Radioisotopes developed for medicine and medical imaging are being merged with current knowledge in biology and genetics to discover new ways of diagnosing and treating cancer and other disorders, detecting genes in action, and understanding normal development and function of human organ systems. 

• Radioactive molecules used in medical imaging for positron emission tomography (PET) and magnetic resonance imaging (MRI) allow noninvasive diagnosis, monitoring, and exploration of human disorders and their treatments. 
• Isotopes and other tracers of brain activity are being used to explore drug addiction, the effects of smoking, Alzheimer's disease, Parkinson's disease, and schizophrenia. 
• Technetium-99m is used to diagnose diseases of the kidney, liver, heart, brain, and other organs in about 13 million patients per year. 
• Striking successes have been achieved using charged atomic particles to treat thyroid diseases, pituitary tumors, and eye cancer, among other disorders.

Genome Projects 

A legacy of DOE research on genetic effects paved the way for the world's first Human Genome Program. Now new genomic technologies are being applied to environmental cleanup through the DOE Natural and Accelerated Bioremediation Research and Microbial Genome programs, healthcare and risk assessment, and such other national priorities as industrial processes and agriculture. 
 

BER studies have become the foundation for laws and standards that protect the population, including workers exposed to radiological sources: 

• Guidelines for the safe use of diagnostic X rays and radiopharmaceuticals.
• Safety standards for the presence of radionuclides in food and drinking water.
• Radiation-detection systems and dosimetry techniques.

Finding a Link Between 
DNA Damage and Cancers 
Studies of DNA damage have uncovered similar mechanisms at work in damage caused by radiation exposure, X rays, ultraviolet light, and cancer-causing chemicals. A screening test for such chemicals is now one of the first hurdles a new compound must clear on its way to regulatory and public acceptance. 

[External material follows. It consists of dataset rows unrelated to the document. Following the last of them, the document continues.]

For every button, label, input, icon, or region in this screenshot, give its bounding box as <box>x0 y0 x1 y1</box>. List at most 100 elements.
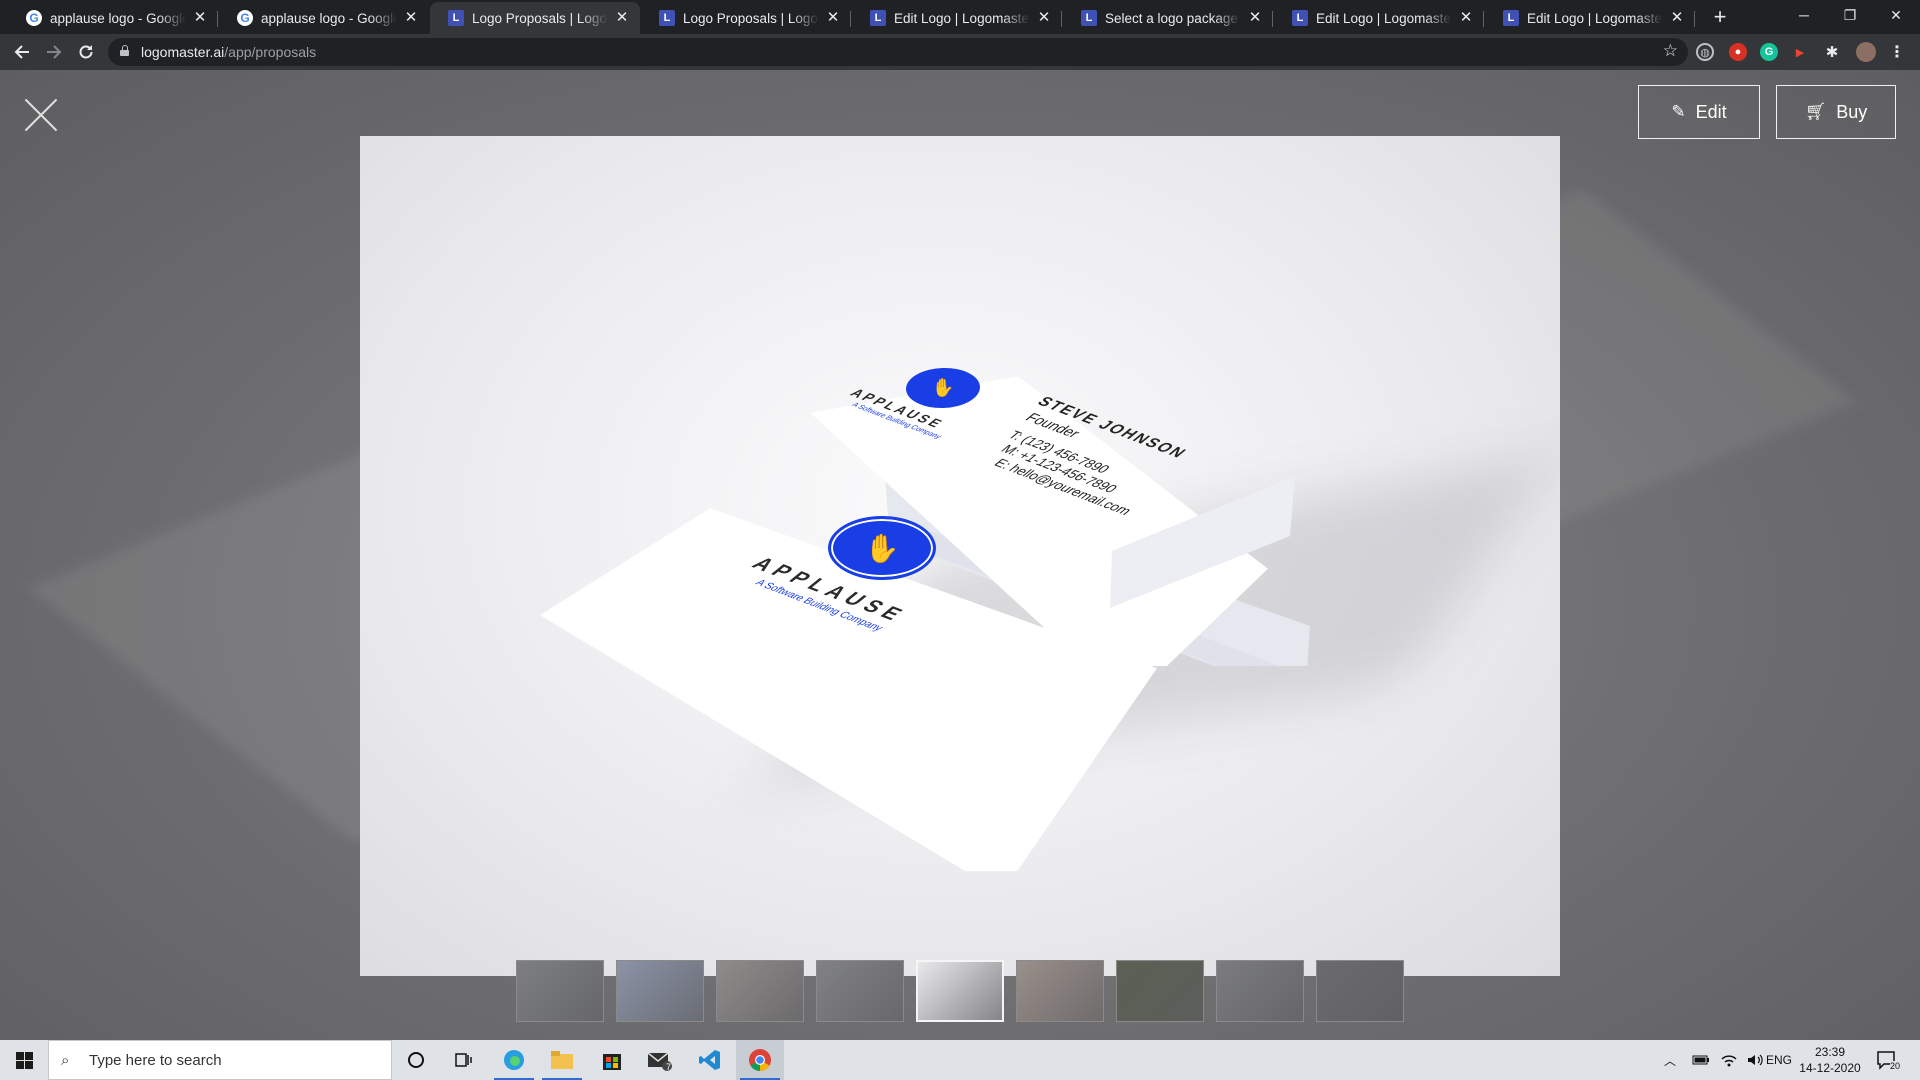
tab-title: Logo Proposals | Logomaster.ai <box>472 10 608 26</box>
tab-separator <box>850 11 851 27</box>
extensions-puzzle-icon[interactable]: ✱ <box>1823 43 1841 61</box>
window-close-button[interactable]: ✕ <box>1873 0 1919 30</box>
logomaster-icon: L <box>448 10 464 26</box>
browser-tab[interactable]: L Edit Logo | Logomaster: Online ✕ <box>852 2 1062 34</box>
task-view-icon[interactable] <box>440 1040 488 1080</box>
windows-logo-icon <box>15 1051 33 1069</box>
close-tab-icon[interactable]: ✕ <box>1669 10 1685 26</box>
thumbnail-business-card-mockup[interactable] <box>916 960 1004 1022</box>
tab-title: Edit Logo | Logomaster: Online <box>1527 10 1663 26</box>
tab-separator <box>1061 11 1062 27</box>
browser-tab[interactable]: L Logo Proposals | Logomaster.ai ✕ <box>641 2 851 34</box>
clock[interactable]: 23:39 14-12-2020 <box>1798 1040 1862 1080</box>
buy-button[interactable]: 🛒︎ Buy <box>1776 85 1896 139</box>
cart-icon: 🛒︎ <box>1804 102 1827 121</box>
tab-separator <box>1272 11 1273 27</box>
globe-extension-icon[interactable]: ◍ <box>1696 43 1714 61</box>
notification-count: 20 <box>1890 1061 1901 1071</box>
logomaster-icon: L <box>1081 10 1097 26</box>
close-tab-icon[interactable]: ✕ <box>192 10 208 26</box>
minimize-button[interactable]: ─ <box>1781 0 1827 30</box>
tab-title: applause logo - Google Search <box>261 10 397 26</box>
restore-button[interactable]: ❐ <box>1827 0 1873 30</box>
mockup-preview-modal: ✎ Edit 🛒︎ Buy ✋ APPLAUSE A Software Buil… <box>0 70 1920 1040</box>
google-icon: G <box>26 10 42 26</box>
thumbnail-phone-mockup[interactable] <box>616 960 704 1022</box>
close-tab-icon[interactable]: ✕ <box>1458 10 1474 26</box>
thumbnail-hand-mockup[interactable] <box>716 960 804 1022</box>
store-icon[interactable] <box>588 1040 636 1080</box>
tab-title: Select a logo package | Logomaster <box>1105 10 1241 26</box>
profile-avatar[interactable] <box>1856 42 1876 62</box>
new-tab-button[interactable]: + <box>1706 4 1734 32</box>
tab-separator <box>1694 11 1695 27</box>
close-tab-icon[interactable]: ✕ <box>1036 10 1052 26</box>
mail-badge: 7 <box>666 1062 672 1072</box>
thumbnail-stationery-mockup[interactable] <box>1016 960 1104 1022</box>
tab-separator <box>217 11 218 27</box>
edit-button[interactable]: ✎ Edit <box>1638 85 1760 139</box>
wifi-icon[interactable] <box>1720 1040 1738 1080</box>
mail-icon[interactable]: 7 <box>636 1040 684 1080</box>
hand-clap-logo-icon: ✋ <box>828 516 936 580</box>
mockup-thumbnail-strip <box>516 960 1404 1022</box>
start-button[interactable] <box>0 1040 48 1080</box>
browser-tab[interactable]: Gapplause logo - Google Search ✕ <box>219 2 429 34</box>
cortana-icon[interactable] <box>392 1040 440 1080</box>
browser-tab[interactable]: L Edit Logo | Logomaster: Online ✕ <box>1485 2 1695 34</box>
tab-title: Edit Logo | Logomaster: Online <box>1316 10 1452 26</box>
reload-icon <box>79 45 93 59</box>
tab-title: Logo Proposals | Logomaster.ai <box>683 10 819 26</box>
logomaster-icon: L <box>1292 10 1308 26</box>
chrome-menu-icon[interactable]: ⋮ <box>1888 43 1906 61</box>
tab-separator <box>1483 11 1484 27</box>
browser-tab[interactable]: L Select a logo package | Logomaster ✕ <box>1063 2 1273 34</box>
tab-title: applause logo - Google Search <box>50 10 186 26</box>
business-card-mockup-image: ✋ APPLAUSE A Software Building Company S… <box>360 136 1560 976</box>
close-tab-icon[interactable]: ✕ <box>403 10 419 26</box>
tab-title: Edit Logo | Logomaster: Online <box>894 10 1030 26</box>
red-extension-icon[interactable]: ● <box>1729 43 1747 61</box>
notification-center-icon[interactable]: 20 <box>1876 1040 1901 1080</box>
thumbnail-dark-mockup[interactable] <box>1316 960 1404 1022</box>
browser-tab[interactable]: Gapplause logo - Google Search ✕ <box>8 2 218 34</box>
forward-arrow-icon <box>47 45 62 59</box>
google-icon: G <box>237 10 253 26</box>
vscode-icon[interactable] <box>686 1040 734 1080</box>
search-icon: ⌕ <box>61 1051 70 1069</box>
forward-button[interactable] <box>40 38 68 66</box>
chrome-icon[interactable] <box>736 1040 784 1080</box>
reload-button[interactable] <box>72 38 100 66</box>
edit-icon: ✎ <box>1671 102 1686 121</box>
thumbnail-sign-mockup[interactable] <box>516 960 604 1022</box>
thumbnail-storefront-mockup[interactable] <box>1116 960 1204 1022</box>
bookmark-star-icon[interactable]: ☆ <box>1663 41 1678 61</box>
back-arrow-icon <box>14 45 29 59</box>
volume-icon[interactable] <box>1746 1040 1764 1080</box>
grammarly-icon[interactable]: G <box>1760 43 1778 61</box>
logomaster-icon: L <box>870 10 886 26</box>
close-tab-icon[interactable]: ✕ <box>614 10 630 26</box>
language-indicator[interactable]: ENG <box>1766 1040 1792 1080</box>
browser-tab[interactable]: L Edit Logo | Logomaster: Online ✕ <box>1274 2 1484 34</box>
thumbnail-bag-mockup[interactable] <box>816 960 904 1022</box>
file-explorer-icon[interactable] <box>538 1040 586 1080</box>
address-bar[interactable]: logomaster.ai/app/proposals ☆ <box>108 38 1688 66</box>
taskbar-search-box[interactable]: ⌕ Type here to search <box>48 1040 392 1080</box>
logomaster-icon: L <box>659 10 675 26</box>
close-tab-icon[interactable]: ✕ <box>825 10 841 26</box>
thumbnail-tshirt-mockup[interactable] <box>1216 960 1304 1022</box>
logomaster-icon: L <box>1503 10 1519 26</box>
back-button[interactable] <box>8 38 36 66</box>
close-modal-button[interactable] <box>22 96 60 134</box>
tab-strip: Gapplause logo - Google Search✕Gapplause… <box>0 0 1920 34</box>
video-extension-icon[interactable]: ▶ <box>1791 43 1809 61</box>
url-text: logomaster.ai/app/proposals <box>141 44 317 60</box>
close-tab-icon[interactable]: ✕ <box>1247 10 1263 26</box>
windows-taskbar: ⌕ Type here to search 7 ︿ ENG 23:39 14-1… <box>0 1040 1920 1080</box>
lock-icon <box>120 45 129 56</box>
tray-chevron-icon[interactable]: ︿ <box>1664 1040 1676 1080</box>
battery-icon[interactable] <box>1692 1040 1710 1080</box>
edge-icon[interactable] <box>490 1040 538 1080</box>
browser-tab[interactable]: L Logo Proposals | Logomaster.ai ✕ <box>430 2 640 34</box>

Tracking the Regional and Global Movement of Pollutants 

BER research helped to establish the earliest and most authoritative monitoring network in the world to detect airborne radioisotopes. The use of atmospheric tracers has led to the improved ability to predict the dispersion of pollutants. 

Understanding Global Change 

Important achievements in environmental research have led to enhanced capabilities in studying global change, including more accurate predictions of global and regional climate changes induced by increasing atmospheric concentrations of greenhouse gases. 

Creating a New Science of Ecology 

BER achievements in using radioactive tracers to follow the movements of animals, routes of chemicals through food chains, decomposition of forest detritus, together with the program's introduction of computer simulations, created the new field of radioecology.